FILM UNFILTERED - Malek shines as Mercury in ‘Bohemian Rhapsody’

FILM UNFILTERED - Malek shines as Mercury in ‘Bohemian Rhapsody’


Legendary singer Freddie Mercury who was the front man of rock band Queen led a life that was secretive to most of the general public, but long fodder for the British tabloids. In the new film “Bohemian Rhapsody,” his rise and that of the band is charted from the early 70s onward culminating in the world-wide event, Live Aid in 1985.

Mercury was the son of Pakistani immigrant parents in London and felt himself to be an outcast. He was born with a few extra teeth and had a very severe overbite that while he was comfortable with it, others viewed as awkward.

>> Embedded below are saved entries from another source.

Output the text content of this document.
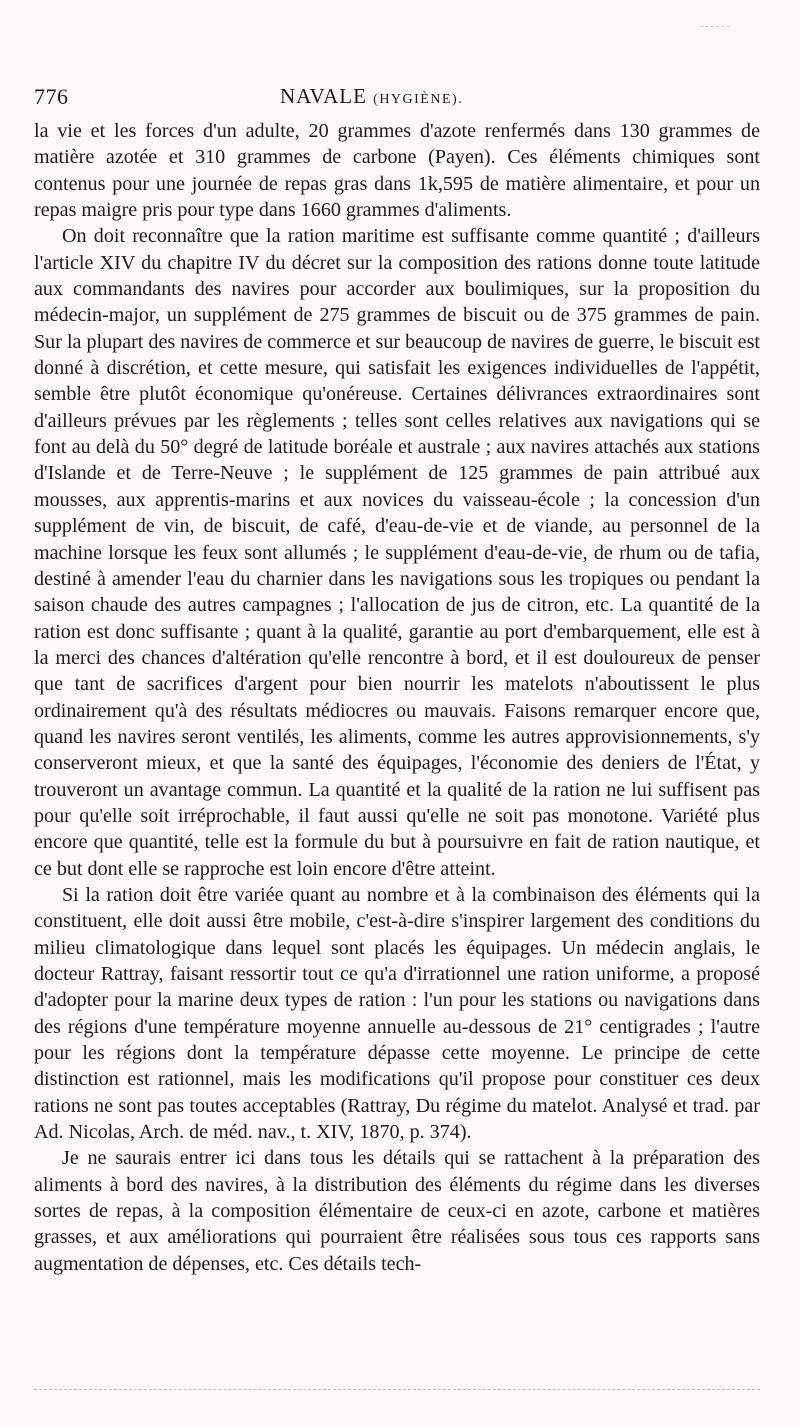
776	NAVALE (HYGIÈNE).

la vie et les forces d'un adulte, 20 grammes d'azote renfermés dans 130 grammes de matière azotée et 310 grammes de carbone (Payen). Ces éléments chimiques sont contenus pour une journée de repas gras dans 1k,595 de matière alimentaire, et pour un repas maigre pris pour type dans 1660 grammes d'aliments.

On doit reconnaître que la ration maritime est suffisante comme quantité ; d'ailleurs l'article XIV du chapitre IV du décret sur la composition des rations donne toute latitude aux commandants des navires pour accorder aux boulimiques, sur la proposition du médecin-major, un supplément de 275 grammes de biscuit ou de 375 grammes de pain. Sur la plupart des navires de commerce et sur beaucoup de navires de guerre, le biscuit est donné à discrétion, et cette mesure, qui satisfait les exigences individuelles de l'appétit, semble être plutôt économique qu'onéreuse. Certaines délivrances extraordinaires sont d'ailleurs prévues par les règlements ; telles sont celles relatives aux navigations qui se font au delà du 50° degré de latitude boréale et australe ; aux navires attachés aux stations d'Islande et de Terre-Neuve ; le supplément de 125 grammes de pain attribué aux mousses, aux apprentis-marins et aux novices du vaisseau-école ; la concession d'un supplément de vin, de biscuit, de café, d'eau-de-vie et de viande, au personnel de la machine lorsque les feux sont allumés ; le supplément d'eau-de-vie, de rhum ou de tafia, destiné à amender l'eau du charnier dans les navigations sous les tropiques ou pendant la saison chaude des autres campagnes ; l'allocation de jus de citron, etc. La quantité de la ration est donc suffisante ; quant à la qualité, garantie au port d'embarquement, elle est à la merci des chances d'altération qu'elle rencontre à bord, et il est douloureux de penser que tant de sacrifices d'argent pour bien nourrir les matelots n'aboutissent le plus ordinairement qu'à des résultats médiocres ou mauvais. Faisons remarquer encore que, quand les navires seront ventilés, les aliments, comme les autres approvisionnements, s'y conserveront mieux, et que la santé des équipages, l'économie des deniers de l'État, y trouveront un avantage commun. La quantité et la qualité de la ration ne lui suffisent pas pour qu'elle soit irréprochable, il faut aussi qu'elle ne soit pas monotone. Variété plus encore que quantité, telle est la formule du but à poursuivre en fait de ration nautique, et ce but dont elle se rapproche est loin encore d'être atteint.

Si la ration doit être variée quant au nombre et à la combinaison des éléments qui la constituent, elle doit aussi être mobile, c'est-à-dire s'inspirer largement des conditions du milieu climatologique dans lequel sont placés les équipages. Un médecin anglais, le docteur Rattray, faisant ressortir tout ce qu'a d'irrationnel une ration uniforme, a proposé d'adopter pour la marine deux types de ration : l'un pour les stations ou navigations dans des régions d'une température moyenne annuelle au-dessous de 21° centigrades ; l'autre pour les régions dont la température dépasse cette moyenne. Le principe de cette distinction est rationnel, mais les modifications qu'il propose pour constituer ces deux rations ne sont pas toutes acceptables (Rattray, Du régime du matelot. Analysé et trad. par Ad. Nicolas, Arch. de méd. nav., t. XIV, 1870, p. 374).

Je ne saurais entrer ici dans tous les détails qui se rattachent à la préparation des aliments à bord des navires, à la distribution des éléments du régime dans les diverses sortes de repas, à la composition élémentaire de ceux-ci en azote, carbone et matières grasses, et aux améliorations qui pourraient être réalisées sous tous ces rapports sans augmentation de dépenses, etc. Ces détails tech-
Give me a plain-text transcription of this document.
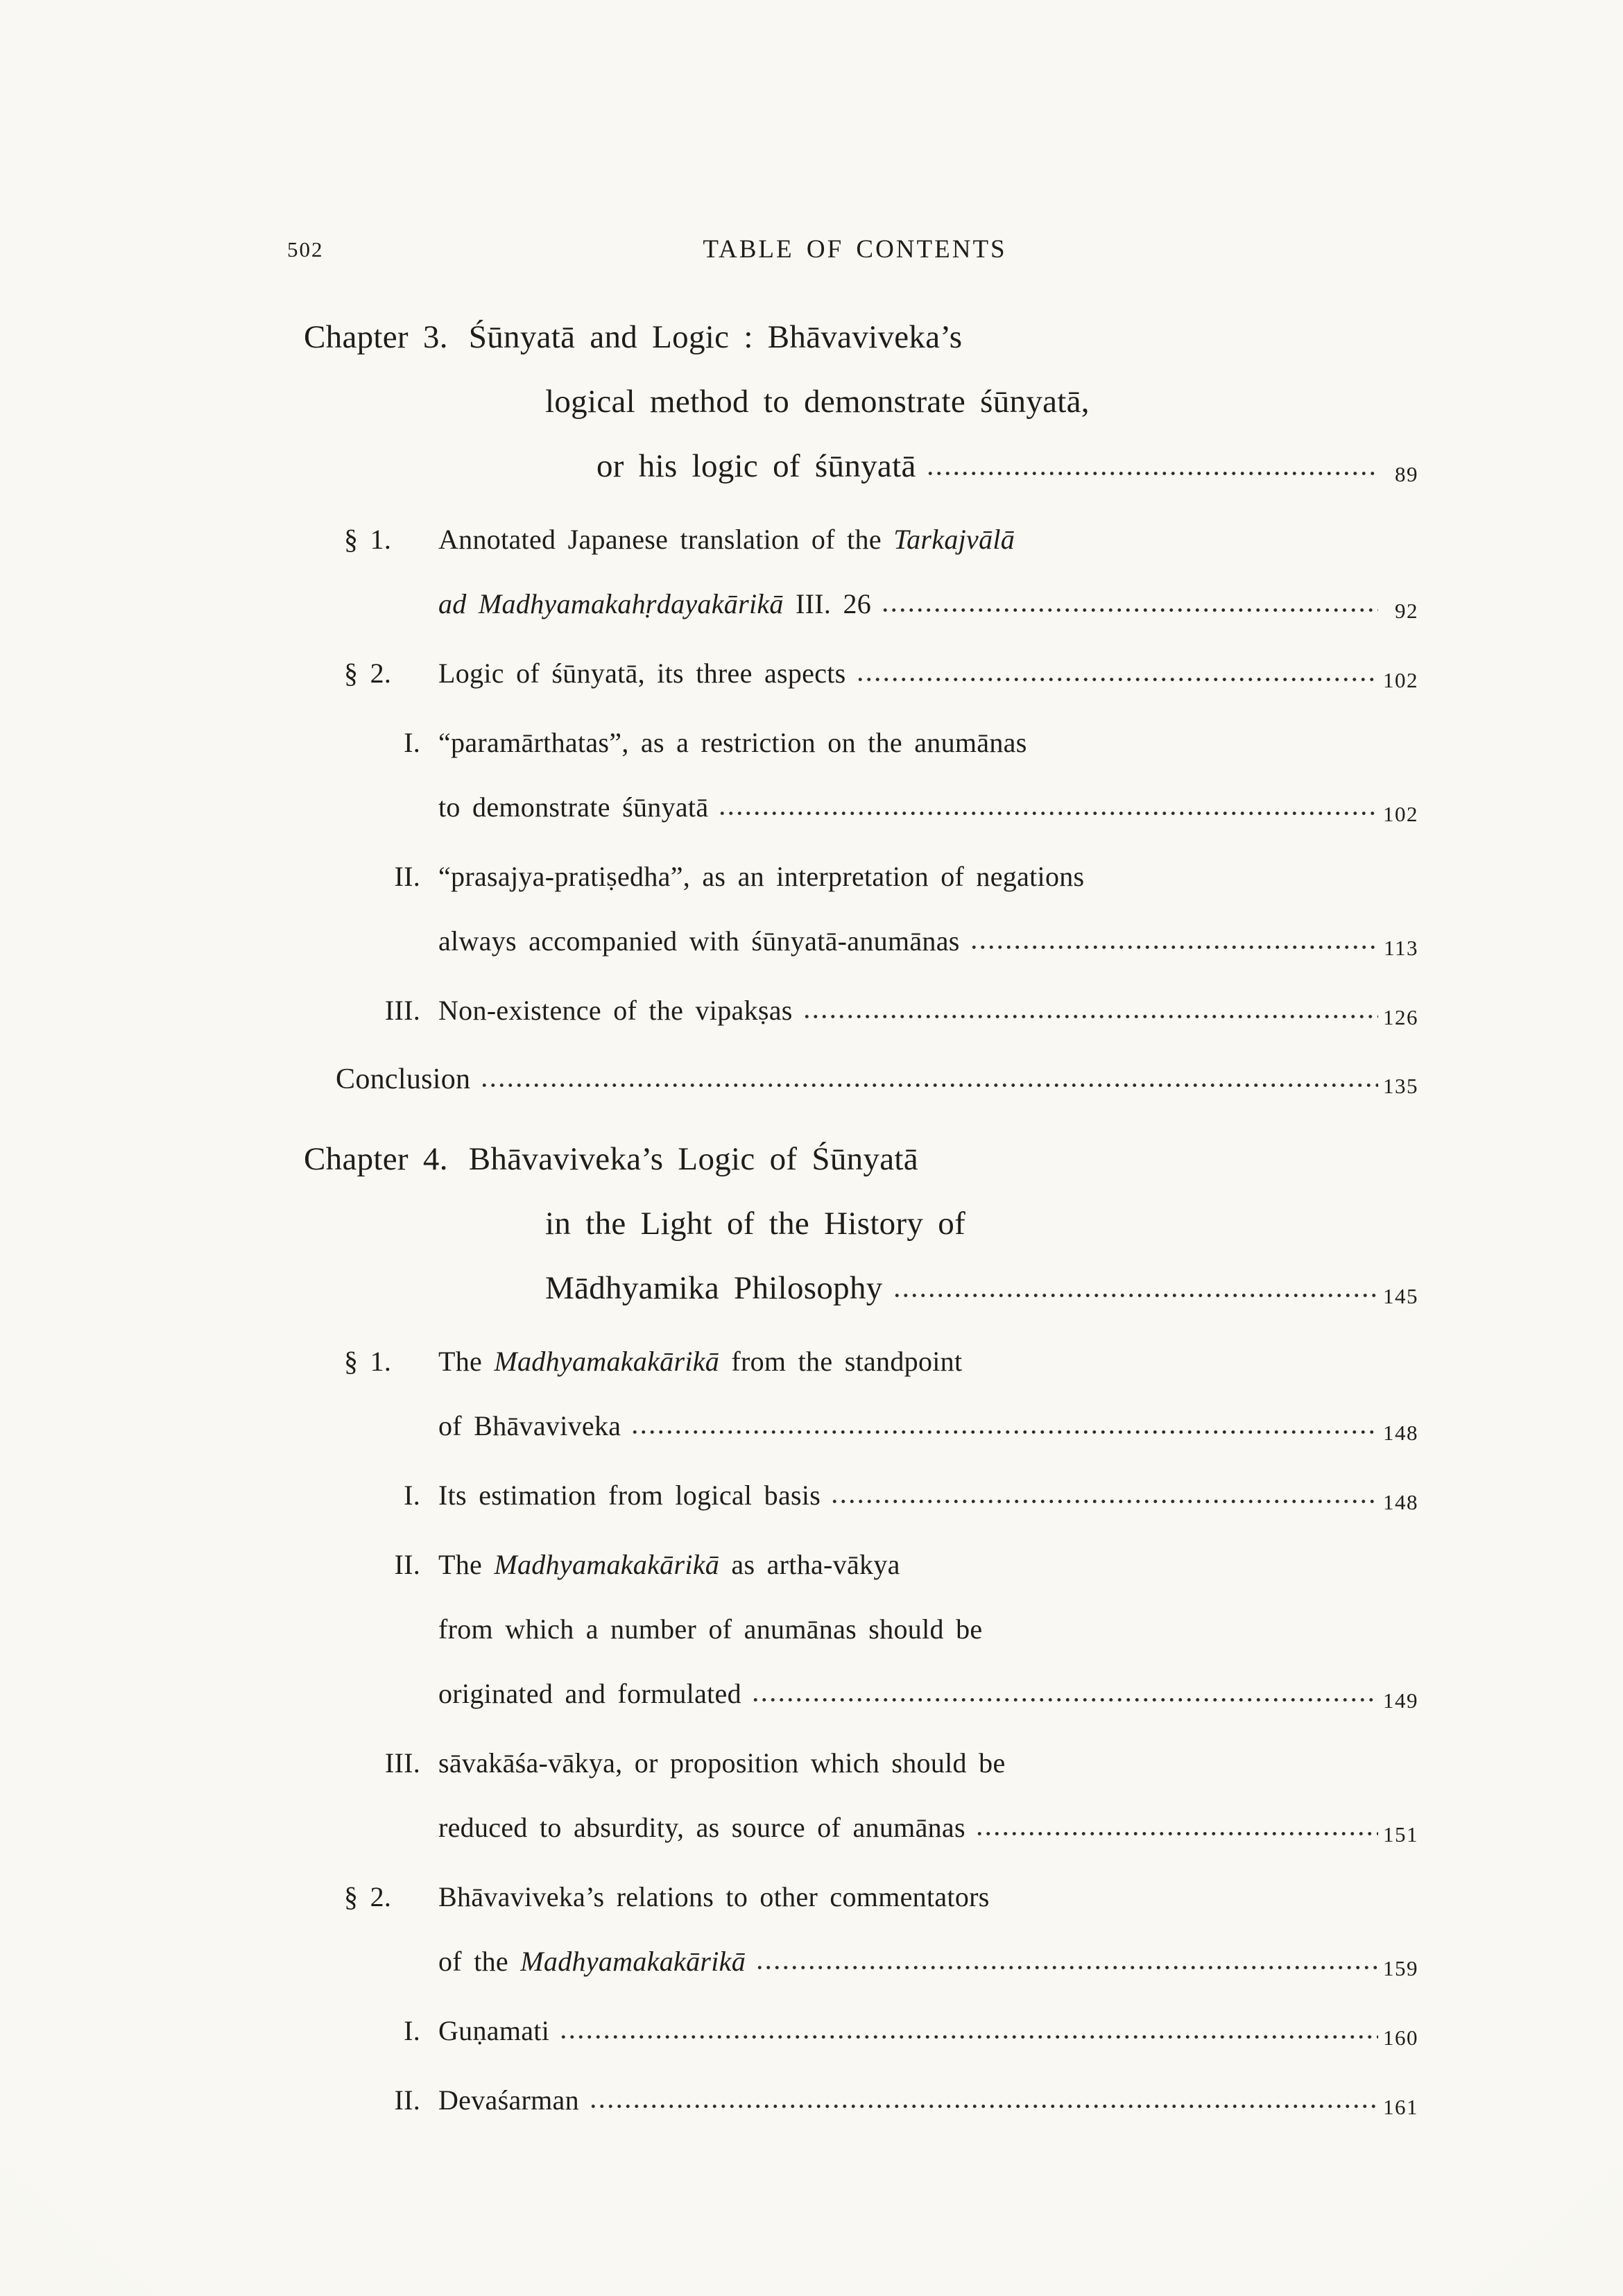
502	TABLE OF CONTENTS
Chapter 3. Śūnyatā and Logic : Bhāvaviveka’s
logical method to demonstrate śūnyatā,
or his logic of śūnyatā	89
§ 1.	Annotated Japanese translation of the Tarkajvālā
ad Madhyamakahṛdayakārikā III. 26	92
§ 2.	Logic of śūnyatā, its three aspects	102
I. “paramārthatas”, as a restriction on the anumānas
to demonstrate śūnyatā	102
II. “prasajya-pratiṣedha”, as an interpretation of negations
always accompanied with śūnyatā-anumānas	113
III. Non-existence of the vipakṣas	126
Conclusion	135
Chapter 4. Bhāvaviveka’s Logic of Śūnyatā
in the Light of the History of
Mādhyamika Philosophy	145
§ 1.	The Madhyamakakārikā from the standpoint
of Bhāvaviveka	148
I. Its estimation from logical basis	148
II. The Madhyamakakārikā as artha-vākya
from which a number of anumānas should be
originated and formulated	149
III. sāvakāśa-vākya, or proposition which should be
reduced to absurdity, as source of anumānas	151
§ 2.	Bhāvaviveka’s relations to other commentators
of the Madhyamakakārikā	159
I. Guṇamati	160
II. Devaśarman	161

Mercury is played by Rami Malek and his portrayal is superb. He is the absolute living embodiment of the quirky and flamboyant crooner. When he and the band first start out, he is ramrod confident the band is going to be superstars.

He meets and marries Mary Austin (Lucy Boynton), though he struggles with his own sexuality throughout their relationship. Mercury declares to her in the film he thinks he is bisexual, but she affirms for him that he is gay. The film leans heavily on his personal life, which is not a surprise, given that a star of his magnitude was zealously pursued. These were the late 70s and early 80s when newspapers and glossy magazines were everywhere, so there’s no shortage of cameras and flashbulbs.

The excesses, lavish, and over-the-top rock ’n’ roll lifestyle is on full display here. Mercury becomes involved with one of his “handlers” Paul (Allen Leech) who also often arranges dalliances for Freddie while on tour. As the band grows in popularity, so do their egos and the unending gaggle of people clinging onto them or attempting to cash in.

There’s a point midway through where Rami Malek begins to look exactly like Sebastian Stan’s “Jeff Gillooly” from “I, Tonya” and I found it hard from there on to see Freddie. This isn’t to take away from Malek’s portrayal, which is astounding, it was just an odd similarity.

While the film has a solid autobiographical tone, some sequences, seem really flat and canned. Especially some of the studio bits that felt like glossy tales from VH1’s “Behind the Music.” I did not feel as though this was as effective as Oliver Stone’s “The Doors” from 1991. This felt very paint-by-the-numbers ordinary, with the exception of the highly climatic ending in Wembley Stadium.

The film is credited as directed by Bryan Singer (though he was fired by Fox before finishing) who did the very popular “X-Men” films and “The Usual Suspects.” He seems to have gone a little overboard here. After the band’s single “Bohemian Rhapsody” is released, quotes of reviews are annoyingly splashed across the screen and then there’s another lazy montage where city names whiz across in blinding neon to emphasize their long tour. There were parts that felt cheap and amateurish.

One of my harshest complaints is the casting of Mike Myers as EMI exec Ray Foster, who declares in the film that “no teenagers are going to be banging their heads to this song” after listening to “Bohemian Rhapsody” when first played for him. Myers, famously played Wayne in 1992’s “Wayne’s World” where he and pal Garth lip sync and rock out to that song as they’re driving.

Rated PG13.

Rami Malek stars as Freddie Mercury in “Bohemian Rhapsody.”